TULSA, Okla. — President Donald Trump has decided to have his first campaign rally in Tulsa after taking a break from campaigning due to the COVID-19 pandemic. It is a decision that has some celebrating and others upset.
The point of contingency that has opinions split on the event is the date the president has chosen to have his first rally since March 2.
The rally will be held on Friday, June 19.
Every year on this date African-Americans celebrate the holiday Juneteenth, the day African-Americans were freed from slavery in 1865.
"It's a total slap in the face and show of insensitivity to not only what’s going on locally but what’s going on nationally,” said Tulsa County District 1 Representative Vanessa Hall Harper. “I’m concerned about things going very bad very quickly."

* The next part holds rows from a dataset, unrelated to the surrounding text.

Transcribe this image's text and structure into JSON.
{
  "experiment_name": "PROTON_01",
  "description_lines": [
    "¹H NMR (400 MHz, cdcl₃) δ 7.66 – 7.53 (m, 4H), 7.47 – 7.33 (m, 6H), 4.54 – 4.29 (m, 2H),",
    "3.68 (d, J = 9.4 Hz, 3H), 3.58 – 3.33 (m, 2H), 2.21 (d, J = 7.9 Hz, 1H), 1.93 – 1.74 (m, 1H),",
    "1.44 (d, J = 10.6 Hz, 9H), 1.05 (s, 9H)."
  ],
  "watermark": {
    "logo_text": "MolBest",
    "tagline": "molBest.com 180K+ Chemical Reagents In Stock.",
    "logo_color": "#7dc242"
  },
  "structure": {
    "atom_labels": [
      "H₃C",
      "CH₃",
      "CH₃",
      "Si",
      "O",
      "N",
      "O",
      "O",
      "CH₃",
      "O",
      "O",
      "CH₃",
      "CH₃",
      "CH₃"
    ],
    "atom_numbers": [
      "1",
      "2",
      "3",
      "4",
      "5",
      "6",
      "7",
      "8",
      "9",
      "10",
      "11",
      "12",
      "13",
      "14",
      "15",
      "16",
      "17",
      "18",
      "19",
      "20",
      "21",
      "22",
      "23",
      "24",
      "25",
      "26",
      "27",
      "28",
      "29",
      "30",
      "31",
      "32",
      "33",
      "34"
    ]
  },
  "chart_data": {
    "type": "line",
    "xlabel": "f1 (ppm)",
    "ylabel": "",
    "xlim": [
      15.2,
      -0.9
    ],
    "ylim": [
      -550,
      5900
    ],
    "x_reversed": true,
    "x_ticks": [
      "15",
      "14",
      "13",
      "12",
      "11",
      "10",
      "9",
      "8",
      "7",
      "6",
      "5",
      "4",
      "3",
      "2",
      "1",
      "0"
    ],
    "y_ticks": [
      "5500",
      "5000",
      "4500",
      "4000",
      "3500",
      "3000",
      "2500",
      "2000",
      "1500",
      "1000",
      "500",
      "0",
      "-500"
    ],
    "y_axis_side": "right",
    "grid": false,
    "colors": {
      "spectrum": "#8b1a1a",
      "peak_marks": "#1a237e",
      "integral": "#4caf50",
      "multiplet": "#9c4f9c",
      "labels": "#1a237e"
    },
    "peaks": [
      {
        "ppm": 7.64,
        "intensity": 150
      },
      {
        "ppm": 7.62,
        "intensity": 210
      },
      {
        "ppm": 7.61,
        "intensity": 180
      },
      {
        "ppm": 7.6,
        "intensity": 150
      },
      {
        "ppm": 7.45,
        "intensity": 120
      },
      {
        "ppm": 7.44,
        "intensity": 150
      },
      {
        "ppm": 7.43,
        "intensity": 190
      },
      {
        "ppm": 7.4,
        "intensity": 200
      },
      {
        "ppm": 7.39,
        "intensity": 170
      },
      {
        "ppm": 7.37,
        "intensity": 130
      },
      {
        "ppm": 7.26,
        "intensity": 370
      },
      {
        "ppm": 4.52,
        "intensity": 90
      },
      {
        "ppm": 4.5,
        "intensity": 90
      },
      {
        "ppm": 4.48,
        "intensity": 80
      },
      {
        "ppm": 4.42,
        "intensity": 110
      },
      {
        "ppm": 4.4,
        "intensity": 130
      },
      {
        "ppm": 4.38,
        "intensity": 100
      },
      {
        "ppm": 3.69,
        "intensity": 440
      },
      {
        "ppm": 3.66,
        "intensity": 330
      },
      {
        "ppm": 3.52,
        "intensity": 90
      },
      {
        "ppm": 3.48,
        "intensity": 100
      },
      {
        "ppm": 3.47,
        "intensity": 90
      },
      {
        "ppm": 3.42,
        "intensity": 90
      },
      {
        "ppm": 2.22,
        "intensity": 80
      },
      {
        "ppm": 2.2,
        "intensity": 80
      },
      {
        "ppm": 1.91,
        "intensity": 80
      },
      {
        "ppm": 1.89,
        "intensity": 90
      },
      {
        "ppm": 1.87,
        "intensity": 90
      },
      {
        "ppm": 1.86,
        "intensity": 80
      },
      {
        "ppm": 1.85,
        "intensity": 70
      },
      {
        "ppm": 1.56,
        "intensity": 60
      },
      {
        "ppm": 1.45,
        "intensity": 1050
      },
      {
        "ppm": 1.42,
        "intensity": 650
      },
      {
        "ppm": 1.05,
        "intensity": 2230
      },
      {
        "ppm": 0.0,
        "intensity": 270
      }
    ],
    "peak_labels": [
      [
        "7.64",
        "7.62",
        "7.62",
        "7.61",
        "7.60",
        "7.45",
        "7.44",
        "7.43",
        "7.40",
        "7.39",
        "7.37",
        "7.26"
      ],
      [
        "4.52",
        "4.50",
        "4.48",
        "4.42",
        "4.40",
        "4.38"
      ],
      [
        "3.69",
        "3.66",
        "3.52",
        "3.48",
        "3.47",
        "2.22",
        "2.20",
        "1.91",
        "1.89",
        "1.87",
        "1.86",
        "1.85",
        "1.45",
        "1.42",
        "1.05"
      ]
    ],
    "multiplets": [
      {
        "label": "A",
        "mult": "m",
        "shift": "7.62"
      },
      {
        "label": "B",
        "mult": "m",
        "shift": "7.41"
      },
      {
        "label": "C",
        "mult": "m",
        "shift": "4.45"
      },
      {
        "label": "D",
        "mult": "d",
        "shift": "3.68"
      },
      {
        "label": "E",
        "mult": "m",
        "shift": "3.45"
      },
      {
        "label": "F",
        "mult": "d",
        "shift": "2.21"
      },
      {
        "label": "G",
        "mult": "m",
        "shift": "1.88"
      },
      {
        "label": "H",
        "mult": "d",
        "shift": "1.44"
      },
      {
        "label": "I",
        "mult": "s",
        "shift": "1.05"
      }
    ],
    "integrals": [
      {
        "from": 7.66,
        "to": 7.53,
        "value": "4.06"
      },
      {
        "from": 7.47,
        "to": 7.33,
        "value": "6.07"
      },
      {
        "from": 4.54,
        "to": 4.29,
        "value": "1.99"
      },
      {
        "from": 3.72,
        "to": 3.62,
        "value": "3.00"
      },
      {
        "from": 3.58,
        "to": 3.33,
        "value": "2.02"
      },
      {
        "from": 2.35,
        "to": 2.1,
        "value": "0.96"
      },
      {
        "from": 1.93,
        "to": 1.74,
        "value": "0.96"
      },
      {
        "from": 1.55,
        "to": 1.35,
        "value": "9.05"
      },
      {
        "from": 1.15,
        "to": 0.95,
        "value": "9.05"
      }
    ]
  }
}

Many are looking forward to the rally and say the date of the event could be a way for the president to bring people together.
“I don’t think it’s disrespectful," Bob Jack, the chairman of the Tulsa County Republican Party. "I think depending on how the president handles it could be very respectful and he could highlight it and emphasize the fact of it."
However, some don't feel the same way.
"To pick that day, in a time like this, in a place like this is tone-deaf," said Pastor Robert Turner of the Vernon Chapel AME Church. "It's really a slap in the face."
The annual Juneteenth celebration remains canceled due to safety concerns, but Pastor Turner said there are plans to host a peaceful day of remembrance and conversations about change in the Historic Greenwood District.
While there are strong differing opinions on the rally’s date, everyone is hopeful it will be a peaceful day.
"We have to just assume that there are maybe some people who may be violent, but we just won't support that," Jack said. "No one will support that on either side of the aisle."
“In this city, we have seen what can happen," Pastor Turner said. "I pray to God it does not get to that, does not repeat itself on the smallest level on Juneteenth.”